Fact: the idea is the easy part. I get ideas for novels all the time. I wake up in the morning with fresh new shiny ideas in my head that I already don't have time to write for at least, you know, ten years, what with all the other ideas I have. The writing part is the hard part. I'm always telling people that they should go write their amazingly amazing idea themselves, because I have plenty of my own and I wouldn't do it justice anyway. And then they have all these excuses, all this oh no, I don't have time, I don't know how.
No one in the world knows exactly how to write novels. That is because there is no right way. And no one has more than 24 hours in their day. But I want to lie on my deathbed and be able to say, I wrote novels dammit, not I had this amazing idea once and I never did anything with it because I didn't know how and I was a bit busy.
I don't usually say this to people.
The 'give me juicy details' conversation:
Some people would like to know everything. You know, the publication date, what the cover will look like, whether I've included a villain based on them*, what it's about.
Which usually has to turn into me saying, I don't have an agent yet. Publication takes a long time and I don't know when it will happen. And I don't base my characters on real people that I know, because that's not how things work for me.
However, I really, really need to work on the 'what's it about?' response. Because it is something that people are going to ask me for the rest of my life, and I need to have everything contained in a nice catchy sounding line so I can give them my line and leave it at that. Also I need to not be so embarrassed. It's quite hard telling people I write YA, the fantasy sort of YA, the magic and supernatural beings sort of YA, because people either get all awkward about it or start talking about Stephanie Meyer. Or both.
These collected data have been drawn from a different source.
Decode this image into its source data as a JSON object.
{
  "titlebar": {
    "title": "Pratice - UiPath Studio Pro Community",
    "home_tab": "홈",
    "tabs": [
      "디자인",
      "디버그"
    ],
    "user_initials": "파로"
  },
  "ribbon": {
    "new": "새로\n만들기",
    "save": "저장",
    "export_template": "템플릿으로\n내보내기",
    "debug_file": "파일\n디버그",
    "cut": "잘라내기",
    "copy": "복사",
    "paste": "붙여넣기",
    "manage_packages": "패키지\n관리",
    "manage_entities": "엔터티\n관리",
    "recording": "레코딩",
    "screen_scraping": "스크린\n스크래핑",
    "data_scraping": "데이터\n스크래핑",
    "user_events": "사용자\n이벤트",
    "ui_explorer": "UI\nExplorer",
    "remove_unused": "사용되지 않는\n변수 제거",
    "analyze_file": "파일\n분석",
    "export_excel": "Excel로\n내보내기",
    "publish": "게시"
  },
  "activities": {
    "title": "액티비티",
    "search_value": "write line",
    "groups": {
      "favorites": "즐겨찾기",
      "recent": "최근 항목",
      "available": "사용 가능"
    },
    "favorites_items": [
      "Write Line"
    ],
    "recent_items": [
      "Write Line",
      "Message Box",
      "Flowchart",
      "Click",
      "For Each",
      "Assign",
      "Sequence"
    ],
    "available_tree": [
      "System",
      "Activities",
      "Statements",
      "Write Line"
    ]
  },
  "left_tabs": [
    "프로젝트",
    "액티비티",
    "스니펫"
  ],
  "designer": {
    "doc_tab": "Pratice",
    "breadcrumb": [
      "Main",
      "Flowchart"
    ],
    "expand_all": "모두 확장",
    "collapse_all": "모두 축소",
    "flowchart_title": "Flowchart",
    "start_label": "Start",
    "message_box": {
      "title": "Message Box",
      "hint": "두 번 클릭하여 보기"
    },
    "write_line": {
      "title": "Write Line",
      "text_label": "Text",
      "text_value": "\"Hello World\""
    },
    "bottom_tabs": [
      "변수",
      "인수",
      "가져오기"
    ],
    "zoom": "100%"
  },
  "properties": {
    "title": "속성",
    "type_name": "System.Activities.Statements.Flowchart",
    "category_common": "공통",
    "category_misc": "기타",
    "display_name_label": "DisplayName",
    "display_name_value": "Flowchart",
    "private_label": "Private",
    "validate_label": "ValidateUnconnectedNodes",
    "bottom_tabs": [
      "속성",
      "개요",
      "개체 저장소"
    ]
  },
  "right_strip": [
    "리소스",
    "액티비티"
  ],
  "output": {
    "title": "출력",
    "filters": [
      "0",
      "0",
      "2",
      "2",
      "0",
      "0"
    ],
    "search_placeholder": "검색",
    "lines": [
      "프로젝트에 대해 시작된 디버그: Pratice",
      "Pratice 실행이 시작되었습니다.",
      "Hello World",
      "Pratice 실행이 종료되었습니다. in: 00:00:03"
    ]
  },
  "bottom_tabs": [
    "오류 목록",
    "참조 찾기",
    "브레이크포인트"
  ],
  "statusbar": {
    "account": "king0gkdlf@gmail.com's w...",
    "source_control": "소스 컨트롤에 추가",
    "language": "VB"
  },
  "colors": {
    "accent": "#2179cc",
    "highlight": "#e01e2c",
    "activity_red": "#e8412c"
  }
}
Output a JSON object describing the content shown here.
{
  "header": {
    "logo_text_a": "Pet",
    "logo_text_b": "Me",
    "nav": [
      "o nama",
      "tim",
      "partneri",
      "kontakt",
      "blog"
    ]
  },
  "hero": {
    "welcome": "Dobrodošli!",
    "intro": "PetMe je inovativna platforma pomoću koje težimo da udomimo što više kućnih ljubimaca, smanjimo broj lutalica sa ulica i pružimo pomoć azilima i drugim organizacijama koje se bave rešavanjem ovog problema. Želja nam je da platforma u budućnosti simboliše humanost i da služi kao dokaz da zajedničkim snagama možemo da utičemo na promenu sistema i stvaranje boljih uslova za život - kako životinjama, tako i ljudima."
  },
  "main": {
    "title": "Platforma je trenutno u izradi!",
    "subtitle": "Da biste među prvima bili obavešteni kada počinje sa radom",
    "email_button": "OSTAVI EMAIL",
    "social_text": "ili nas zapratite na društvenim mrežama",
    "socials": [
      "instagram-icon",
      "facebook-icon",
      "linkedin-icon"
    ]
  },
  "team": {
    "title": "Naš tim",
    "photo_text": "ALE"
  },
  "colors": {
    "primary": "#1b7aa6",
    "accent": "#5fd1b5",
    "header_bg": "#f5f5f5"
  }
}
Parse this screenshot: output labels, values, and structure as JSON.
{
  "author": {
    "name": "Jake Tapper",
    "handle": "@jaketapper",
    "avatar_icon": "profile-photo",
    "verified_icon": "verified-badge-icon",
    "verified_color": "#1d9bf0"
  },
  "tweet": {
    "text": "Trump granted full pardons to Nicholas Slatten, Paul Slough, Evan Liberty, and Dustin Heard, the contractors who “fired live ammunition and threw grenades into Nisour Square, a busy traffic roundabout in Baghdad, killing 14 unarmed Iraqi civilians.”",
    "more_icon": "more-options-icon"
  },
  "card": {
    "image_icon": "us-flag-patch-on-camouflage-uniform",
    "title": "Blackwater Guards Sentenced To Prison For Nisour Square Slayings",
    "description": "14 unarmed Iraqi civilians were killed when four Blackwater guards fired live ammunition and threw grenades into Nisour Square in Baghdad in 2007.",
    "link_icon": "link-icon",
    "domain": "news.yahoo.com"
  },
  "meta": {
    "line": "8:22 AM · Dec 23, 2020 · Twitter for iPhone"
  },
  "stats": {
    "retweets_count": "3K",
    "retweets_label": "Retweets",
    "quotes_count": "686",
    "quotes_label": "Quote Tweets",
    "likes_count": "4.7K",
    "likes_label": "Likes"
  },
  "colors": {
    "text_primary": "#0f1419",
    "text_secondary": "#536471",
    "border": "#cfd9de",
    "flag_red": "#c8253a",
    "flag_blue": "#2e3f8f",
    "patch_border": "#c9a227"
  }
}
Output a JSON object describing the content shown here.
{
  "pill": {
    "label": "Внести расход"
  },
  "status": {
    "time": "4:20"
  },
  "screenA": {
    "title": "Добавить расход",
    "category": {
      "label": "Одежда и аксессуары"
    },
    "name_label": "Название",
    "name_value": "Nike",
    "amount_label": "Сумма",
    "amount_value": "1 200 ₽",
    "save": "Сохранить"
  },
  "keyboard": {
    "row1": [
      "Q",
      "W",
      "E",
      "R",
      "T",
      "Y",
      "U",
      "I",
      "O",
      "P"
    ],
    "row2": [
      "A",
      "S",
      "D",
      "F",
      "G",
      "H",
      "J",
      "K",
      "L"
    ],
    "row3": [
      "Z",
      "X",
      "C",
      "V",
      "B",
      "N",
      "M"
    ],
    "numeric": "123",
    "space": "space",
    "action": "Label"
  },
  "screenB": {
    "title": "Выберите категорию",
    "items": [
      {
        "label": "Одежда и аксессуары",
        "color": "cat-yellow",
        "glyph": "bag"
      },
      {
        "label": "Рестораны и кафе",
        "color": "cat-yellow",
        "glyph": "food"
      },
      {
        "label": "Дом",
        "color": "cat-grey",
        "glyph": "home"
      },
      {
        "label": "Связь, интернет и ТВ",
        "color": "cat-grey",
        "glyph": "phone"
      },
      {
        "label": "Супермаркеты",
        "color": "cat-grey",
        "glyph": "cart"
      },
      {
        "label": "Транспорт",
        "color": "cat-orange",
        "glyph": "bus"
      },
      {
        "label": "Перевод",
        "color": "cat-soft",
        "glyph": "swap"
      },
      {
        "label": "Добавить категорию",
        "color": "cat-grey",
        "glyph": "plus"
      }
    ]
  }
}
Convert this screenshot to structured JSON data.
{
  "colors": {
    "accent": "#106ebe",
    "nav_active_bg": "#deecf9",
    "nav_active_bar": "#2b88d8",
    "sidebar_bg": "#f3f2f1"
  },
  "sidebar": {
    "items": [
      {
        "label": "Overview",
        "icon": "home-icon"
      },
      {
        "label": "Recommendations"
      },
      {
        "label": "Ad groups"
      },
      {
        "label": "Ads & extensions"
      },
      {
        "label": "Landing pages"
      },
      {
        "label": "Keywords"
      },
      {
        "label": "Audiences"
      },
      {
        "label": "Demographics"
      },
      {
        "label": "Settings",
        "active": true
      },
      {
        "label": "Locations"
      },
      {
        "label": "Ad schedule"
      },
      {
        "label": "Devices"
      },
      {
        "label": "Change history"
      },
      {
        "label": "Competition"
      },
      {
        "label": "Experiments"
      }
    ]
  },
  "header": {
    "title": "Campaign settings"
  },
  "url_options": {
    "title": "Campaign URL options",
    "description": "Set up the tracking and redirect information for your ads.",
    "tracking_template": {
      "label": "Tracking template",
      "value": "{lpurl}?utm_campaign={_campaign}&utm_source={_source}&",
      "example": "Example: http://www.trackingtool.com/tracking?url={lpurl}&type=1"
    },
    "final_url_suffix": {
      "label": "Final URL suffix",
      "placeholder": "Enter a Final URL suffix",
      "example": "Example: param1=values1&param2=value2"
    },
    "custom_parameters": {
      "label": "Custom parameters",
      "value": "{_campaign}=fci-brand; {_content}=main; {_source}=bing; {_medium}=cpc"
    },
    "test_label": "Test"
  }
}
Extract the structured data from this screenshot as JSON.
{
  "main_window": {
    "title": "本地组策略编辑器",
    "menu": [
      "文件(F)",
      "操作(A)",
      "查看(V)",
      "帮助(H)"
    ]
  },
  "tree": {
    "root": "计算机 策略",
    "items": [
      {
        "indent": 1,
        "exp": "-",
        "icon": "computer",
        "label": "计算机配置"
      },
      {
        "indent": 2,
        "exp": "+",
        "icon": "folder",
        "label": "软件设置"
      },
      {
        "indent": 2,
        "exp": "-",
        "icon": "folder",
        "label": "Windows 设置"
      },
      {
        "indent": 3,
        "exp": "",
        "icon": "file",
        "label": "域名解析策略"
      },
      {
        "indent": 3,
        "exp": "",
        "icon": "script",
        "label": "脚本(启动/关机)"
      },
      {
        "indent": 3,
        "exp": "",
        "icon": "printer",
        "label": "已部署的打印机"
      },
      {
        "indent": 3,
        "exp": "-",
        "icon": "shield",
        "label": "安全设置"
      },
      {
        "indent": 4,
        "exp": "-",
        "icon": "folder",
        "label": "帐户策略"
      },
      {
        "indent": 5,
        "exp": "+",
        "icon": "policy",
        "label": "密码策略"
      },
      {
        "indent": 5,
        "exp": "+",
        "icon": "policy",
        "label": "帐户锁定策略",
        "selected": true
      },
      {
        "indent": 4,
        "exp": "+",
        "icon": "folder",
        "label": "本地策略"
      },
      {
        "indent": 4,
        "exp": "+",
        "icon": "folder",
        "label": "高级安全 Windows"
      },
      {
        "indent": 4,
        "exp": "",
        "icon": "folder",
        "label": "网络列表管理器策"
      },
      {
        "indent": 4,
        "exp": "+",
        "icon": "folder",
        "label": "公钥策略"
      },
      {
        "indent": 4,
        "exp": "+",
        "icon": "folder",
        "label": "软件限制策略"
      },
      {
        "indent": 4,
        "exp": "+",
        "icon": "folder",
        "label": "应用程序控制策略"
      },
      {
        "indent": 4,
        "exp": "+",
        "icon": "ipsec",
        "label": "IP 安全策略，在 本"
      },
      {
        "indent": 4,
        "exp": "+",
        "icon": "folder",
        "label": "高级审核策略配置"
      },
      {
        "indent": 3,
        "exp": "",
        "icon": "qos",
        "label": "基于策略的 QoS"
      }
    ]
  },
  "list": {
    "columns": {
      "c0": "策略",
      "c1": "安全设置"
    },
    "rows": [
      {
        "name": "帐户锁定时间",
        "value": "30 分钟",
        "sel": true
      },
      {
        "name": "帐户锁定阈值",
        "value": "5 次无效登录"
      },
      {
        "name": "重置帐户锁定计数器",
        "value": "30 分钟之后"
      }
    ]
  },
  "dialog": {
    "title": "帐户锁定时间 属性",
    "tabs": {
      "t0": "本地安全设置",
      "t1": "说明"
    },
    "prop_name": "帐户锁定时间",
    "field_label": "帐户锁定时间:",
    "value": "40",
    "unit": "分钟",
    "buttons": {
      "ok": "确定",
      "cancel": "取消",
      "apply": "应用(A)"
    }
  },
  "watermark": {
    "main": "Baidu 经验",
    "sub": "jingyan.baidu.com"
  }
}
Sometimes I think life would be a lot easier if I did write the sort of books that people with English degrees are expected to write, with lots of characters you don't feel particularly sorry for who are all committing adultery with each other and remembering their childhoods in a very literary way, the sort of books that are generally only read by other people with English degrees.
The 'I'm writing something myself' conversation:
Seriously, this depends entirely on who I'm talking to.
I used to be very wary of this conversation. In the wrong company it can have kind of a patronising vibe to it. As in, you're writing YA fantasy eh? Well, I'm writing a screenplay/postmodern amorphousness/a novel about people remembering their childhoods while committing adultery. And then we end up sort of smiling at each other awkwardly for a bit. And then one of us has to excuse themselves.
But in recent times I've discovered in the right company it can be completely and utterly awesome. I can't emphasise how wonderful it is to find other writers who understand, who go through similar struggles themselves, who share the same dreams. And yeah. They're also so freaking talented that it's actually kind of scary.
Sometimes talking about writing can be a very good conversation indeed.
You should go to the highway right now and read about what people say to my fellow highwayers when they find out they're talking to a writer.
*No, seriously. I've actually been asked that more than once. I'm not sure whether it's people mistakenly thinking that I have some kind of grudge against them, or wanting to be all badass and tell people at parties that a writer based a villain on them so that they can get laid. Or both.